A bill under consideration by the City Council yesterday would require the NYPD to post data about traffic crashes and moving violations online in a timely manner, broken down by precinct. At a rally before the hearing, Council Member Jessica Lappin, the bill's co-sponsor, said, "People are dying on our streets. Everyone knows anecdotally where the dangerous intersections are, but it’s nearly impossible toget the hard data. I want to change that. We are working to ensure that people have the information they need to advocate for their communities." If passed, the NYPD would be required to regularly publicize:
- The number and type of moving violations issued
- The number of traffic crashes and vehicles involved
- The number of traffic fatalities
- The number of traffic fatalities involving drunk drivers.
During yesterday's hearing, the NYPD's Chief of Transportation, James Tuller, urged the Council to vote down the bill: "By requiring the Police Department to devote extensive resources to the collection, review, and publication of this data, valuable and diminishing police resources would be diverted from the actual work we already do in analyzing traffic accidents... Further, the information sought by the bill does not provide meaningful information which can illuminate the reasons for a vehicle accident... This information is only valuable to those with the training, knowledge and experience to understand its context and interpret it correctly.
For example, the issuance of a certain number of summonses of a certain type may be interesting as a curiosity, but it will never by itself be meaningful unless one knows all of the relevant factors influencing that number, such as deployment levels, targeted enforcement, precinct conditions, special operations, traffic volume, operational initiatives, local construction, and environmental conditions. That is the role of the police commander."

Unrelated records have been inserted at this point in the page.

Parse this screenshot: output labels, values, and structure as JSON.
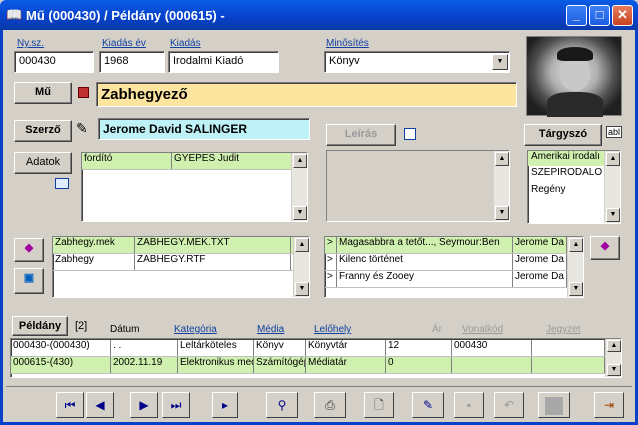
{
  "window": {
    "title": "Mű (000430) / Példány (000615) -",
    "min": "_",
    "max": "□",
    "close": "✕"
  },
  "fields": {
    "nysz_label": "Ny.sz.",
    "nysz_value": "000430",
    "kiadas_ev_label": "Kiadás év",
    "kiadas_ev_value": "1968",
    "kiadas_label": "Kiadás",
    "kiadas_value": "Irodalmi Kiadó",
    "minosites_label": "Minősítés",
    "minosites_value": "Könyv"
  },
  "mu": {
    "button": "Mű",
    "title": "Zabhegyező"
  },
  "szerzo": {
    "button": "Szerző",
    "name": "Jerome David SALINGER"
  },
  "leiras": {
    "button": "Leírás"
  },
  "targyszo": {
    "button": "Tárgyszó",
    "items": [
      "Amerikai irodalı",
      "SZÉPIRODALO",
      "Regény"
    ]
  },
  "adatok": {
    "button": "Adatok",
    "rows": [
      [
        "fordító",
        "GYEPES Judit"
      ]
    ]
  },
  "files": {
    "rows": [
      [
        "Zabhegy.mek",
        "ZABHEGY.MEK.TXT"
      ],
      [
        "Zabhegy",
        "ZABHEGY.RTF"
      ]
    ]
  },
  "related": {
    "rows": [
      [
        ">",
        "Magasabbra a tetőt..., Seymour:Ben",
        "Jerome Da"
      ],
      [
        ">",
        "Kilenc történet",
        "Jerome Da"
      ],
      [
        ">",
        "Franny és Zooey",
        "Jerome Da"
      ]
    ]
  },
  "peldany": {
    "button": "Példány",
    "count": "[2]",
    "headers": [
      "Dátum",
      "Kategória",
      "Média",
      "Lelőhely",
      "Ár",
      "Vonalkód",
      "Jegyzet"
    ],
    "rows": [
      [
        "000430-(000430)",
        "  .  .",
        "Leltárköteles",
        "Könyv",
        "Könyvtár",
        "12",
        "000430",
        ""
      ],
      [
        "000615-(430)",
        "2002.11.19",
        "Elektronikus medi",
        "Számítógép",
        "Médiatár",
        "0",
        "",
        ""
      ]
    ]
  },
  "nav": [
    "⏮",
    "◀",
    "▶",
    "⏭",
    "▸"
  ]
}
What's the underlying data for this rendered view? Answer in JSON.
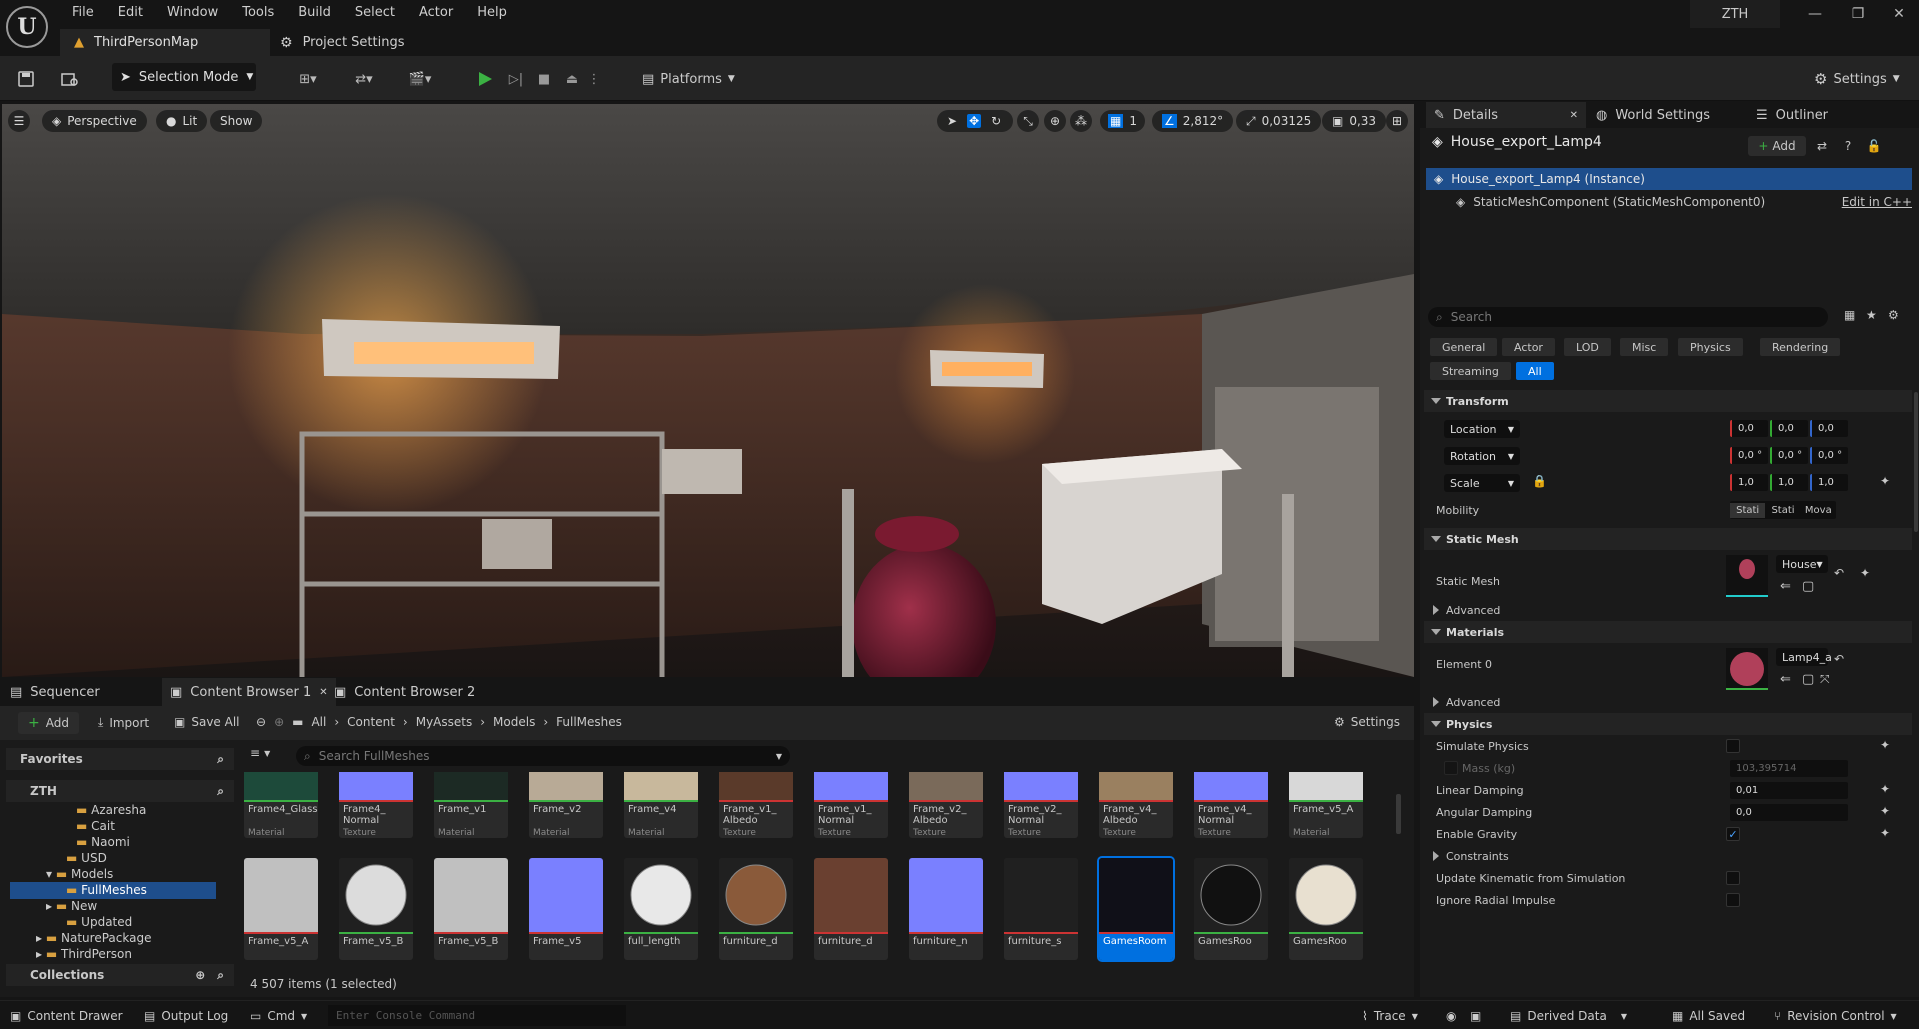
{
  "app": {
    "logo": "U",
    "user": "ZTH",
    "map_tab": "ThirdPersonMap",
    "project_settings": "Project Settings"
  },
  "menu": [
    "File",
    "Edit",
    "Window",
    "Tools",
    "Build",
    "Select",
    "Actor",
    "Help"
  ],
  "toolbar": {
    "selection_mode": "Selection Mode",
    "platforms": "Platforms",
    "settings": "Settings"
  },
  "viewport": {
    "perspective": "Perspective",
    "lit": "Lit",
    "show": "Show",
    "grid": "1",
    "angle": "2,812°",
    "scale": "0,03125",
    "camera": "0,33"
  },
  "details": {
    "tabs": [
      "Details",
      "World Settings",
      "Outliner"
    ],
    "actor": "House_export_Lamp4",
    "add": "Add",
    "instance": "House_export_Lamp4 (Instance)",
    "component": "StaticMeshComponent (StaticMeshComponent0)",
    "edit_cpp": "Edit in C++",
    "search_placeholder": "Search",
    "filters": [
      "General",
      "Actor",
      "LOD",
      "Misc",
      "Physics",
      "Rendering",
      "Streaming",
      "All"
    ],
    "transform": {
      "title": "Transform",
      "location": "Location",
      "rotation": "Rotation",
      "scale": "Scale",
      "loc": [
        "0,0",
        "0,0",
        "0,0"
      ],
      "rot": [
        "0,0 °",
        "0,0 °",
        "0,0 °"
      ],
      "scl": [
        "1,0",
        "1,0",
        "1,0"
      ],
      "mobility": "Mobility",
      "mob_opts": [
        "Stati",
        "Stati",
        "Mova"
      ]
    },
    "static_mesh": {
      "title": "Static Mesh",
      "label": "Static Mesh",
      "value": "House",
      "advanced": "Advanced"
    },
    "materials": {
      "title": "Materials",
      "element": "Element 0",
      "value": "Lamp4_a",
      "advanced": "Advanced"
    },
    "physics": {
      "title": "Physics",
      "simulate": "Simulate Physics",
      "mass": "Mass (kg)",
      "mass_val": "103,395714",
      "linear": "Linear Damping",
      "linear_val": "0,01",
      "angular": "Angular Damping",
      "angular_val": "0,0",
      "gravity": "Enable Gravity",
      "constraints": "Constraints",
      "kinematic": "Update Kinematic from Simulation",
      "radial": "Ignore Radial Impulse"
    }
  },
  "content": {
    "tabs": [
      "Sequencer",
      "Content Browser 1",
      "Content Browser 2"
    ],
    "add": "Add",
    "import": "Import",
    "save_all": "Save All",
    "settings": "Settings",
    "path": [
      "All",
      "Content",
      "MyAssets",
      "Models",
      "FullMeshes"
    ],
    "favorites": "Favorites",
    "root": "ZTH",
    "collections": "Collections",
    "tree": [
      "Azaresha",
      "Cait",
      "Naomi",
      "USD",
      "Models",
      "FullMeshes",
      "New",
      "Updated",
      "NaturePackage",
      "ThirdPerson"
    ],
    "search_placeholder": "Search FullMeshes",
    "count": "4 507 items (1 selected)",
    "row1": [
      [
        "Frame4_Glass",
        "Material"
      ],
      [
        "Frame4_ Normal",
        "Texture"
      ],
      [
        "Frame_v1",
        "Material"
      ],
      [
        "Frame_v2",
        "Material"
      ],
      [
        "Frame_v4",
        "Material"
      ],
      [
        "Frame_v1_ Albedo",
        "Texture"
      ],
      [
        "Frame_v1_ Normal",
        "Texture"
      ],
      [
        "Frame_v2_ Albedo",
        "Texture"
      ],
      [
        "Frame_v2_ Normal",
        "Texture"
      ],
      [
        "Frame_v4_ Albedo",
        "Texture"
      ],
      [
        "Frame_v4_ Normal",
        "Texture"
      ],
      [
        "Frame_v5_A",
        "Material"
      ]
    ],
    "row2": [
      "Frame_v5_A",
      "Frame_v5_B",
      "Frame_v5_B",
      "Frame_v5",
      "full_length",
      "furniture_d",
      "furniture_d",
      "furniture_n",
      "furniture_s",
      "GamesRoom",
      "GamesRoo",
      "GamesRoo"
    ]
  },
  "status": {
    "drawer": "Content Drawer",
    "output": "Output Log",
    "cmd": "Cmd",
    "console_placeholder": "Enter Console Command",
    "trace": "Trace",
    "derived": "Derived Data",
    "saved": "All Saved",
    "revision": "Revision Control"
  },
  "colors": {
    "accent": "#0070e0",
    "play": "#3bb143",
    "selected_row": "#1e4e8c"
  }
}
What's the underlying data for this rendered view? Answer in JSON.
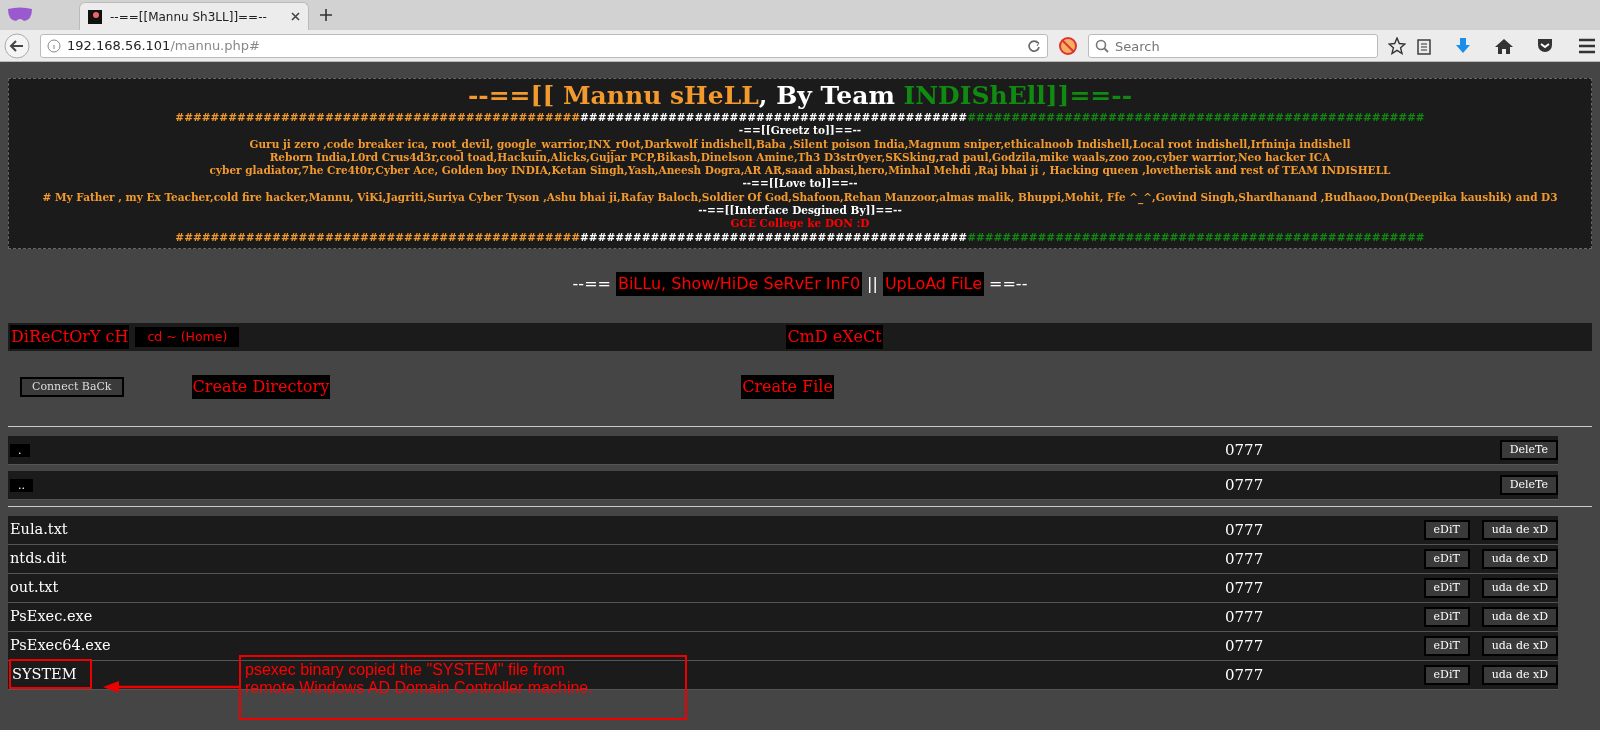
{
  "browser": {
    "tab_title": "--==[[Mannu Sh3LL]]==--",
    "url_host": "192.168.56.101",
    "url_path": "/mannu.php#",
    "search": {
      "placeholder": "Search"
    }
  },
  "banner": {
    "title_parts": [
      {
        "text": "--==[[ Mannu sHeLL",
        "color": "#f39a2e"
      },
      {
        "text": ", By Team ",
        "color": "#ffffff"
      },
      {
        "text": "INDIShEll]]==--",
        "color": "#108a10"
      }
    ],
    "hash_parts": [
      {
        "text": "##############################################",
        "color": "#f39a2e"
      },
      {
        "text": "############################################",
        "color": "#ffffff"
      },
      {
        "text": "####################################################",
        "color": "#108a10"
      }
    ],
    "lines": [
      {
        "kind": "heading",
        "text": "-==[[Greetz to]]==--"
      },
      {
        "kind": "names",
        "text": "Guru ji zero ,code breaker ica, root_devil, google_warrior,INX_r0ot,Darkwolf indishell,Baba ,Silent poison India,Magnum sniper,ethicalnoob Indishell,Local root indishell,Irfninja indishell"
      },
      {
        "kind": "names",
        "text": "Reborn India,L0rd Crus4d3r,cool toad,Hackuin,Alicks,Gujjar PCP,Bikash,Dinelson Amine,Th3 D3str0yer,SKSking,rad paul,Godzila,mike waals,zoo zoo,cyber warrior,Neo hacker ICA"
      },
      {
        "kind": "names",
        "text": "cyber gladiator,7he Cre4t0r,Cyber Ace, Golden boy INDIA,Ketan Singh,Yash,Aneesh Dogra,AR AR,saad abbasi,hero,Minhal Mehdi ,Raj bhai ji , Hacking queen ,lovetherisk and rest of TEAM INDISHELL"
      },
      {
        "kind": "heading",
        "text": "--==[[Love to]]==--"
      },
      {
        "kind": "names",
        "text": "# My Father , my Ex Teacher,cold fire hacker,Mannu, ViKi,Jagriti,Suriya Cyber Tyson ,Ashu bhai ji,Rafay Baloch,Soldier Of God,Shafoon,Rehan Manzoor,almas malik, Bhuppi,Mohit, Ffe ^_^,Govind Singh,Shardhanand ,Budhaoo,Don(Deepika kaushik) and D3"
      },
      {
        "kind": "heading",
        "text": "--==[[Interface Desgined By]]==--"
      },
      {
        "kind": "credit",
        "text": "GCE College ke DON :D"
      }
    ]
  },
  "nav": {
    "prefix": "--==",
    "links": [
      "BiLLu, Show/HiDe SeRvEr InF0",
      "UpLoAd FiLe"
    ],
    "separator": "||",
    "suffix": "==--"
  },
  "toolbar": {
    "dir_label": "DiReCtOrY cH",
    "cd_button": "cd ~ (Home)",
    "cmd_label": "CmD eXeCt"
  },
  "actions": {
    "connect_button": "Connect BaCk",
    "create_directory": "Create Directory",
    "create_file": "Create File"
  },
  "directories": [
    {
      "name": ".",
      "perms": "0777",
      "action": "DeleTe"
    },
    {
      "name": "..",
      "perms": "0777",
      "action": "DeleTe"
    }
  ],
  "files": [
    {
      "name": "Eula.txt",
      "perms": "0777",
      "edit": "eDiT",
      "delete": "uda de xD",
      "highlighted": false
    },
    {
      "name": "ntds.dit",
      "perms": "0777",
      "edit": "eDiT",
      "delete": "uda de xD",
      "highlighted": false
    },
    {
      "name": "out.txt",
      "perms": "0777",
      "edit": "eDiT",
      "delete": "uda de xD",
      "highlighted": false
    },
    {
      "name": "PsExec.exe",
      "perms": "0777",
      "edit": "eDiT",
      "delete": "uda de xD",
      "highlighted": false
    },
    {
      "name": "PsExec64.exe",
      "perms": "0777",
      "edit": "eDiT",
      "delete": "uda de xD",
      "highlighted": false
    },
    {
      "name": "SYSTEM",
      "perms": "0777",
      "edit": "eDiT",
      "delete": "uda de xD",
      "highlighted": true
    }
  ],
  "annotation": {
    "text": "psexec binary copied the \"SYSTEM\" file from remote Windows AD Domain Controller machine."
  }
}
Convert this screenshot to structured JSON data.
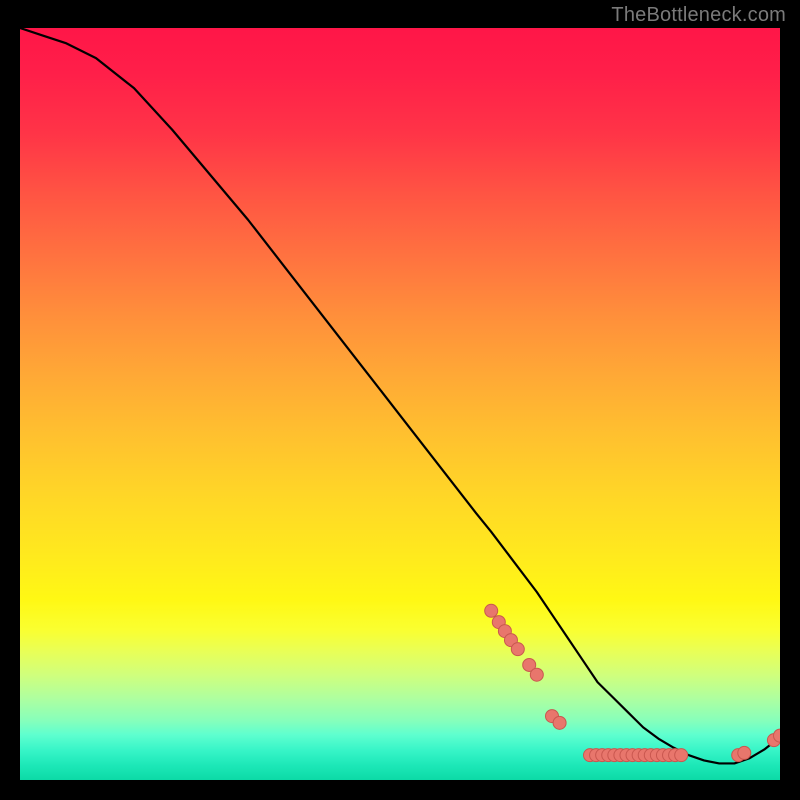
{
  "attribution": "TheBottleneck.com",
  "colors": {
    "background": "#000000",
    "curve_stroke": "#000000",
    "marker_fill": "#e8766c",
    "marker_stroke": "#c9574f",
    "attribution_text": "#7a7a7a"
  },
  "chart_data": {
    "type": "line",
    "title": "",
    "xlabel": "",
    "ylabel": "",
    "xlim": [
      0,
      100
    ],
    "ylim": [
      0,
      100
    ],
    "grid": false,
    "curve": {
      "x": [
        0,
        3,
        6,
        10,
        15,
        20,
        25,
        30,
        35,
        40,
        45,
        50,
        55,
        60,
        62,
        65,
        68,
        70,
        72,
        74,
        76,
        78,
        80,
        82,
        84,
        86,
        88,
        90,
        92,
        94,
        96,
        98,
        100
      ],
      "y": [
        100,
        99,
        98,
        96,
        92,
        86.5,
        80.5,
        74.5,
        68,
        61.5,
        55,
        48.5,
        42,
        35.5,
        33,
        29,
        25,
        22,
        19,
        16,
        13,
        11,
        9,
        7,
        5.5,
        4.3,
        3.3,
        2.6,
        2.2,
        2.2,
        2.9,
        4.1,
        5.7
      ]
    },
    "markers_cluster_a": {
      "name": "cluster-left",
      "points": [
        {
          "x": 62,
          "y": 22.5
        },
        {
          "x": 63,
          "y": 21.0
        },
        {
          "x": 63.8,
          "y": 19.8
        },
        {
          "x": 64.6,
          "y": 18.6
        },
        {
          "x": 65.5,
          "y": 17.4
        },
        {
          "x": 67.0,
          "y": 15.3
        },
        {
          "x": 68.0,
          "y": 14.0
        }
      ]
    },
    "markers_cluster_b": {
      "name": "cluster-mid",
      "points": [
        {
          "x": 70,
          "y": 8.5
        },
        {
          "x": 71,
          "y": 7.6
        }
      ]
    },
    "markers_cluster_c": {
      "name": "cluster-valley",
      "points": [
        {
          "x": 75,
          "y": 3.3
        },
        {
          "x": 75.8,
          "y": 3.3
        },
        {
          "x": 76.6,
          "y": 3.3
        },
        {
          "x": 77.4,
          "y": 3.3
        },
        {
          "x": 78.2,
          "y": 3.3
        },
        {
          "x": 79.0,
          "y": 3.3
        },
        {
          "x": 79.8,
          "y": 3.3
        },
        {
          "x": 80.6,
          "y": 3.3
        },
        {
          "x": 81.4,
          "y": 3.3
        },
        {
          "x": 82.2,
          "y": 3.3
        },
        {
          "x": 83.0,
          "y": 3.3
        },
        {
          "x": 83.8,
          "y": 3.3
        },
        {
          "x": 84.6,
          "y": 3.3
        },
        {
          "x": 85.4,
          "y": 3.3
        },
        {
          "x": 86.2,
          "y": 3.3
        },
        {
          "x": 87.0,
          "y": 3.3
        }
      ]
    },
    "markers_cluster_d": {
      "name": "cluster-right",
      "points": [
        {
          "x": 94.5,
          "y": 3.3
        },
        {
          "x": 95.3,
          "y": 3.6
        }
      ]
    },
    "markers_cluster_e": {
      "name": "cluster-tail",
      "points": [
        {
          "x": 99.2,
          "y": 5.3
        },
        {
          "x": 100,
          "y": 5.9
        }
      ]
    }
  }
}
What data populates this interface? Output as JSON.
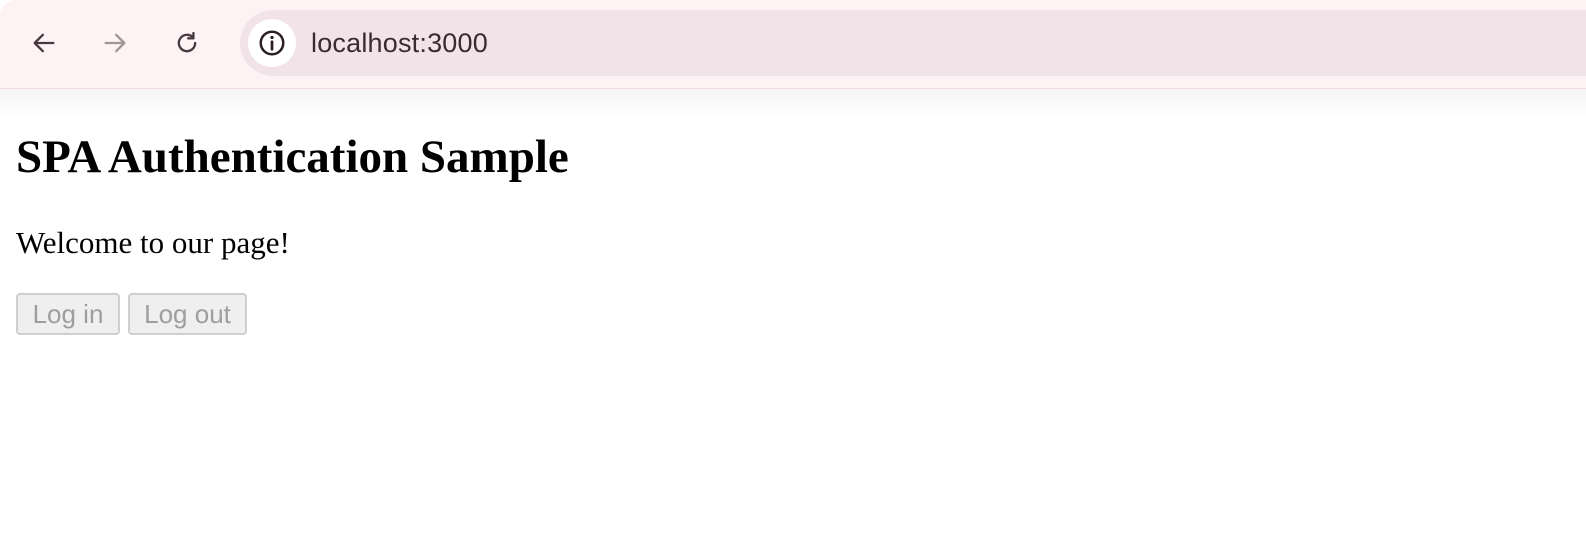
{
  "browser": {
    "url": "localhost:3000",
    "icons": {
      "back": "arrow-left-icon",
      "forward": "arrow-right-icon",
      "reload": "reload-icon",
      "site_info": "info-icon"
    },
    "colors": {
      "toolbar_bg": "#fdf3f4",
      "omnibox_bg": "#f1e3e8",
      "icon_active": "#4a3a3f",
      "icon_disabled": "#a39498"
    }
  },
  "page": {
    "title": "SPA Authentication Sample",
    "welcome_text": "Welcome to our page!",
    "buttons": {
      "login_label": "Log in",
      "logout_label": "Log out"
    },
    "colors": {
      "disabled_button_text": "#9e9e9e"
    }
  }
}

Last year, 256 New Yorkers lost their lives and approximately 70,000 were injured in traffic-related crashes, according to the DOT and state DMV data. And the Health Department says that being struck by a car while walking is still the leading cause of injury-related death for children under 14 in NYC. Organizations like the AARP and Transportation Alternatives say the greater transparency would help city planners and communities make streets safer. "How can anyone make decisions that affect life and death in 2010 based on information from 2008?”asked Paul Steely White of Transportation Alternatives. "This is publicly-gathered data, and lives will be saved by it being made publicly accessible."